Introspection is the call of the hour
In 2013, an incident in the southern Indian state of Goa led to a minister equating Nigerian citizens to ‘cancer’, even as he later retracted his statement. Numerous incidents have followed, with recent ones including the stripping and thrashing of a Tanzanian student in the IT capital of India, Bengaluru, in southern Indian state of Karnataka, last year. Even though India has been quick to condemn racist attacks offshore, the hypocrisy of its own society becomes evident when even leaders refuse to acknowledge its racist nature.
Whether advertisements encouraging fairness of skin as a marker of social status or historical equivalence through mythology and caste-based discrimination of ‘dark skin’, India finds itself in a schizoid condition over skin and race. Greater Noida District Magistrate, Nagendra Prasad Singh, responded to the event, highlighting this refusal to acknowledge the racist nature of crimes. “It is absolutely not a hate crime, nor is it some kind of anger against a race.

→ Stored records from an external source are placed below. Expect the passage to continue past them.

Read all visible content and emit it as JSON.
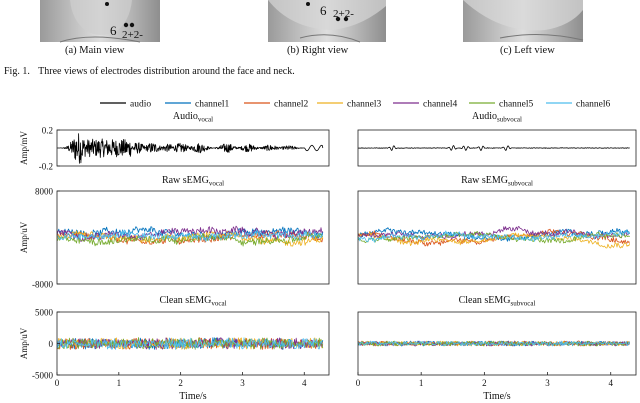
{
  "photos": [
    {
      "label": "(a) Main view",
      "markers": [
        {
          "text": "6"
        },
        {
          "text": "2+2-"
        }
      ]
    },
    {
      "label": "(b) Right view",
      "markers": [
        {
          "text": "6"
        },
        {
          "text": "2+2-"
        }
      ]
    },
    {
      "label": "(c) Left view",
      "markers": []
    }
  ],
  "figure_caption": {
    "label": "Fig. 1.",
    "text": "Three views of electrodes distribution around the face and neck."
  },
  "colors": {
    "audio": "#000000",
    "channel1": "#0072bd",
    "channel2": "#d95319",
    "channel3": "#edb120",
    "channel4": "#7e2f8e",
    "channel5": "#77ac30",
    "channel6": "#4dbeee"
  },
  "chart_data": [
    {
      "type": "line",
      "title": "Audio",
      "title_sub": "vocal",
      "ylabel": "Amp/mV",
      "ylim": [
        -0.2,
        0.2
      ],
      "yticks": [
        "0.2",
        "-0.2"
      ],
      "xlim": [
        0,
        4.4
      ],
      "xticks": [],
      "series": [
        {
          "name": "audio",
          "kind": "audio_vocal"
        }
      ]
    },
    {
      "type": "line",
      "title": "Audio",
      "title_sub": "subvocal",
      "ylabel": "",
      "ylim": [
        -0.2,
        0.2
      ],
      "yticks": [],
      "xlim": [
        0,
        4.4
      ],
      "xticks": [],
      "series": [
        {
          "name": "audio",
          "kind": "audio_subvocal"
        }
      ]
    },
    {
      "type": "line",
      "title": "Raw sEMG",
      "title_sub": "vocal",
      "ylabel": "Amp/uV",
      "ylim": [
        -8000,
        8000
      ],
      "yticks": [
        "8000",
        "-8000"
      ],
      "xlim": [
        0,
        4.4
      ],
      "xticks": [],
      "series": [
        {
          "name": "channel1"
        },
        {
          "name": "channel2"
        },
        {
          "name": "channel3"
        },
        {
          "name": "channel4"
        },
        {
          "name": "channel5"
        },
        {
          "name": "channel6"
        }
      ]
    },
    {
      "type": "line",
      "title": "Raw sEMG",
      "title_sub": "subvocal",
      "ylabel": "",
      "ylim": [
        -8000,
        8000
      ],
      "yticks": [],
      "xlim": [
        0,
        4.4
      ],
      "xticks": [],
      "series": [
        {
          "name": "channel1"
        },
        {
          "name": "channel2"
        },
        {
          "name": "channel3"
        },
        {
          "name": "channel4"
        },
        {
          "name": "channel5"
        },
        {
          "name": "channel6"
        }
      ]
    },
    {
      "type": "line",
      "title": "Clean sEMG",
      "title_sub": "vocal",
      "ylabel": "Amp/uV",
      "ylim": [
        -5000,
        5000
      ],
      "yticks": [
        "5000",
        "0",
        "-5000"
      ],
      "xlim": [
        0,
        4.4
      ],
      "xticks": [
        "0",
        "1",
        "2",
        "3",
        "4"
      ],
      "xlabel": "Time/s",
      "series": [
        {
          "name": "channel1"
        },
        {
          "name": "channel2"
        },
        {
          "name": "channel3"
        },
        {
          "name": "channel4"
        },
        {
          "name": "channel5"
        },
        {
          "name": "channel6"
        }
      ]
    },
    {
      "type": "line",
      "title": "Clean sEMG",
      "title_sub": "subvocal",
      "ylabel": "",
      "ylim": [
        -5000,
        5000
      ],
      "yticks": [],
      "xlim": [
        0,
        4.4
      ],
      "xticks": [
        "0",
        "1",
        "2",
        "3",
        "4"
      ],
      "xlabel": "Time/s",
      "series": [
        {
          "name": "channel1"
        },
        {
          "name": "channel2"
        },
        {
          "name": "channel3"
        },
        {
          "name": "channel4"
        },
        {
          "name": "channel5"
        },
        {
          "name": "channel6"
        }
      ]
    }
  ],
  "legend": [
    "audio",
    "channel1",
    "channel2",
    "channel3",
    "channel4",
    "channel5",
    "channel6"
  ]
}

A few people have spread rumours regarding the death of a youth, which gave rise to anger. The incident happened in continuity of that,” Singh said, adding, “We will not let the nation’s image get hampered.”
When an entire population is consistently subjected to gross generalisation and consequent prejudice, asked to ‘Go back to Africa’ for the crime of belonging to that continent, responses such as that by the District Magistrate are a reminder that introspection is a tall task to expect.